Google’s annual developer’s conference, Google I/O, held from May 17-19 this year. The company had many great announcements this year, for both developers and consumers.
For starters, Google’s Android operating system (OS) now has more than 2 billion monthly active devices.
There are also over a billion daily active users using Google Search, Android, Chrome browser, YouTube, Google Maps, Google Play, and Gmail. Also, YouTube users now watch more than 1 billion hours of videos each day.
Similarly, Google’s cloud storage, Google Drive, also seen an increase in users, with over 800 million active users. Meanwhile, Google Photos has now crossed 500 million active users, with 1.2 billion photos being uploaded to the service each day.
Next up, Google announced Google Lens, an initiative for an improved Google Assistant, by providing users with info about things around them. It even takes action, while users are in a conversation with the Google Assistant.
Google’s CEO, Sundar Pichai, gave a short demonstration, showing how Google Lens recognizes the type and name of the flower, and taking a photo of the Wi-Fi router’s SSID and password and the device can automatically connect to the Wi-Fi network.
Google Home will also be getting three new features; hands-free calling, Visual Responses, and Proactive Assistant. The hands-free calling feature allows users to make hands-free calls via Google Home to anywhere within the United States and Canada.
The Visual Responses feature sends notifications to the devices so users can not only listen to reminders, but also be able to view them as well.
Lastly, with Proactive Assistant, it will only send notifications when users ask for it. This is best when users do not want to be notified with every notifications.
Google Home now supports more media content providers and it will be launching in Canada, Australia, France, Germany, and Japan in the coming months.
Google Assistant will also be getting many new features and capabilities that will make the life of the users definitely easy. To start off, the Google Assistant is now available for iOS.
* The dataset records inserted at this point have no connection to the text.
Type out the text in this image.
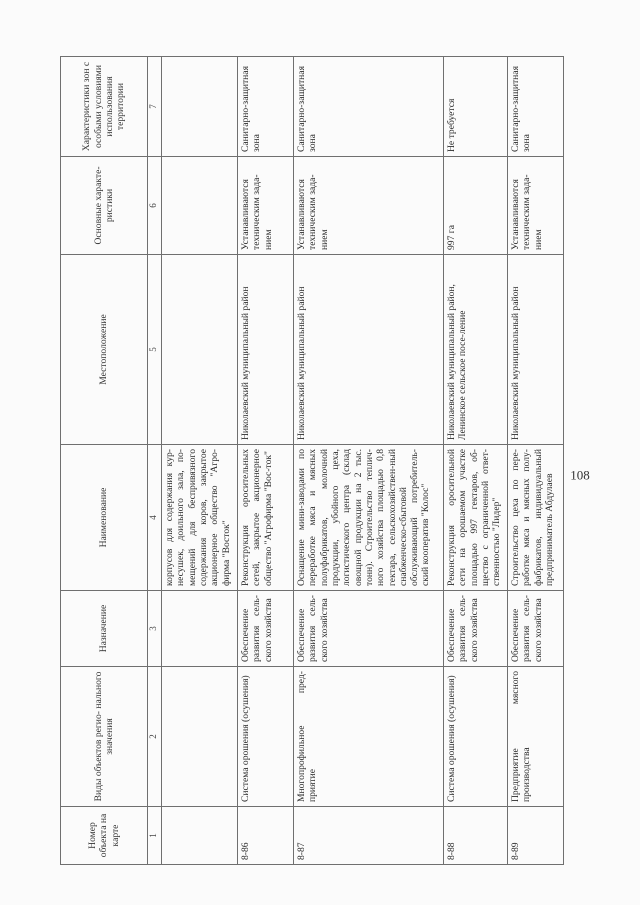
108
Номер объекта на карте	Виды объектов регио- нального значения	Назначение	Наименование	Местоположение	Основные характе- ристики	Характеристики зон с особыми условиями использования территории
1	2	3	4	5	6	7
			корпусов для содержания кур-несушек, доильного зала, по-мещений для беспривязного содержания коров, закрытое акционерное общество "Агро-фирма "Восток"			
8-86	Система орошения (осушения)	Обеспечение развития сель-ского хозяйства	Реконструкция оросительных сетей, закрытое акционерное общество "Агрофирма "Вос-ток"	Николаевский муниципальный район	Устанавливаются техническим зада-нием	Санитарно-защитная зона
8-87	Многопрофильное пред-приятие	Обеспечение развития сель-ского хозяйства	Оснащение мини-заводами по переработке мяса и мясных полуфабрикатов, молочной продукции, убойного цеха, логистического центра (склад овощной продукции на 2 тыс. тонн). Строительство теплич-ного хозяйства площадью 0,8 гектара, сельскохозяйствен-ный снабженческо-сбытовой обслуживающий потребитель-ский кооператив "Колос"	Николаевский муниципальный район	Устанавливаются техническим зада-нием	Санитарно-защитная зона
8-88	Система орошения (осушения)	Обеспечение развития сель-ского хозяйства	Реконструкция оросительной сети на орошаемом участке площадью 997 гектаров, об-щество с ограниченной ответ-ственностью "Лидер"	Николаевский муниципальный район, Ленинское сельское посе-ление	997 га	Не требуется
8-89	Предприятие мясного производства	Обеспечение развития сель-ского хозяйства	Строительство цеха по пере-работке мяса и мясных полу-фабрикатов, индивидуальный предприниматель Абдулаев	Николаевский муниципальный район	Устанавливаются техническим зада-нием	Санитарно-защитная зона
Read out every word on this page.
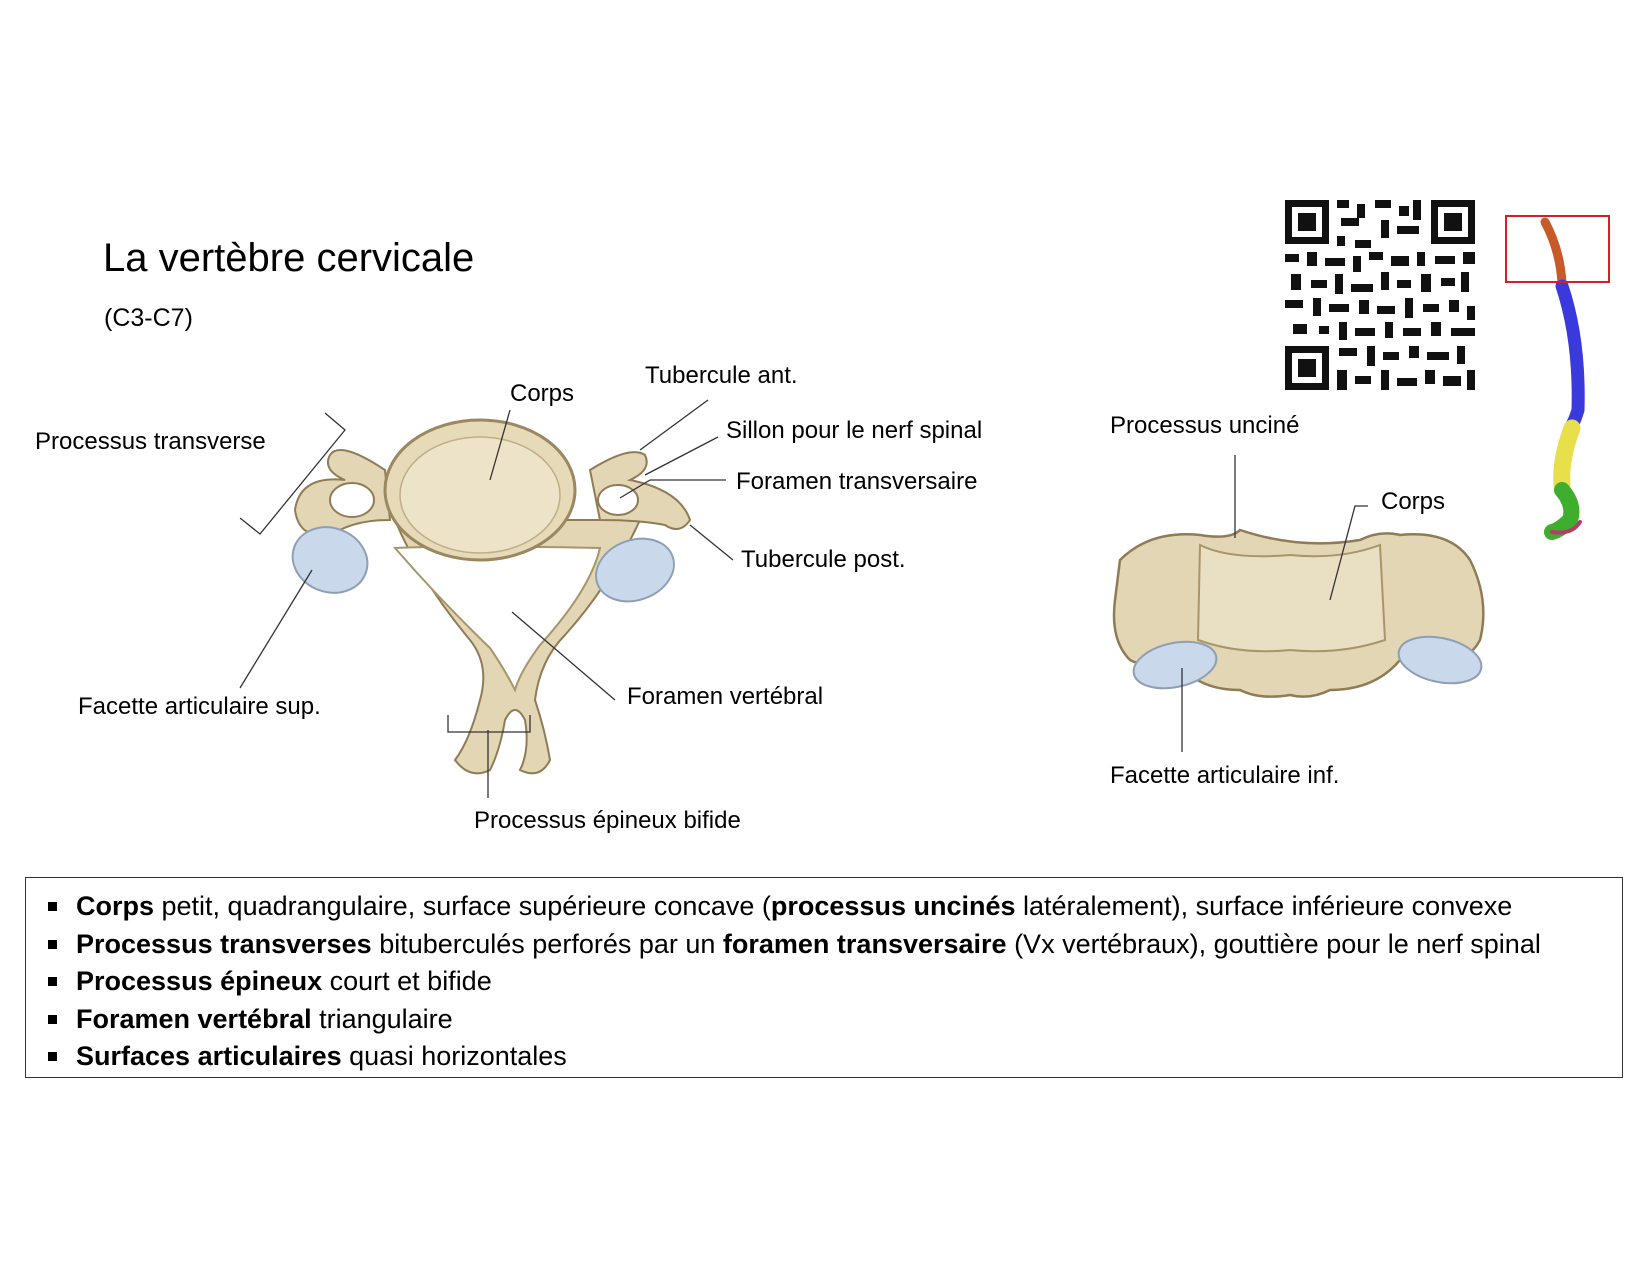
La vertèbre cervicale
(C3-C7)
Corps
Tubercule ant.
Processus transverse	Sillon pour le nerf spinal
Foramen transversaire
Tubercule post.
Facette articulaire sup.	Foramen vertébral
Processus épineux bifide
Processus unciné
Corps
Facette articulaire inf.
Corps petit, quadrangulaire, surface supérieure concave (processus uncinés latéralement), surface inférieure convexe
Processus transverses bituberculés perforés par un foramen transversaire (Vx vertébraux), gouttière pour le nerf spinal
Processus épineux court et bifide
Foramen vertébral triangulaire
Surfaces articulaires quasi horizontales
On top of that, users can now ask questions to Google Assistant via the keyboard. This is particularly helpful, especially when users are in a large crowd, or are not convenient to talk.
Google also introduce Actions on Google for its Assistant platform, which allows for interactions with apps such as ordering, making purchase, etc.
Valerie Nygaard, senior product manager at Google, demonstrated how easy it is to order something with the help of Google Assistant. Once the order is placed, users get presented with the total cost and payment method and finally, order confirmation.
Google also announced that their Google Assistant will now support more connected appliances, including refrigerators, ovens, washers and dryers.
On the Android TV side of things, Google Assistant will soon be integrated with it. Alongside that, the Android TV home screen will also exhibits a new app drawer with favorite apps on the top, notifications, and shortcuts for recommended content.
As for the Google Photos department, it will be getting three new features as well; Suggested Sharing; Shared Libraries, and Photo Books. Suggested Sharing, as the name sounds, suggests the names of people to share photos with quickly. On the other hand, Shared Libraries automatically shares user’s photo library with anyone the user gives access to.
Photo Books turns the user’s photo library into a physical photo album, with price starting at $9.99 and $19.99 for a larger one.
Google also announced 360-degree YouTube videos for the TV. YouTube will soon support 360-degree videos on the biggest screen in your living room.
Next up is the Super Chat API. Super Chat was introduced by YouTube earlier this year. It allows users to get their comments highlighted and pinned at the top of the comments section. Now, with the Super Chat API, developers can create different applications with it, such as allowing viewers to trigger real-world actions with Super Chat.
One of the biggest announcements during Google I/O was the newest version of the Android OS, Android O. Android O’s new features can be categorized into two main categories, Fluid Experiences and Vitals.
Fluid Experiences, as the name implies, takes care of the experiences to provide users a smooth and seamless experience in accessing various apps. This includes various features like Picture-in-Picture, Notification Dots, Autofill, and Smart Text Selection.
Next up is Vitals, which is a new project available for developers to help spot issues with apps that can potentially impact phone security, battery life, and more.
Also, Google has released the second developer preview of Android O. Users can now sign-up for the Android Beta Program and have the over-the-air (OTA) update downloaded to their devices.
Another big announcement is Android Go, a lightweight version of the Android O crafted specifically for the lower end devices. Android Go is designed with features relevant for users with limited data connectivity.
Google also announced that their Daydream platform will now support standalone VR headsets. These headsets will work without a smartphone.
The Daydream platform features a new headset tracking technology called WorldSense, which enables positional tracking. HTC and Lenovo will be one of the firsts to release such devices later this year.
Google also announced Visual Positioning Service (VPS), which offers detailed indoor location tracking using Tango’s 3D sensing technology.
And finally, Daydream is coming to the Galaxy S8 and S8 Plus devices via a software update later this summer.
Kotlin is now officially the programming language for Android development, after C++ and Java.
Google also revealed TensorFlow Lite, a lite version of the original TensorFlow designed to be used on Android devices.
So, that’s all the highlights from Google I/O 2017.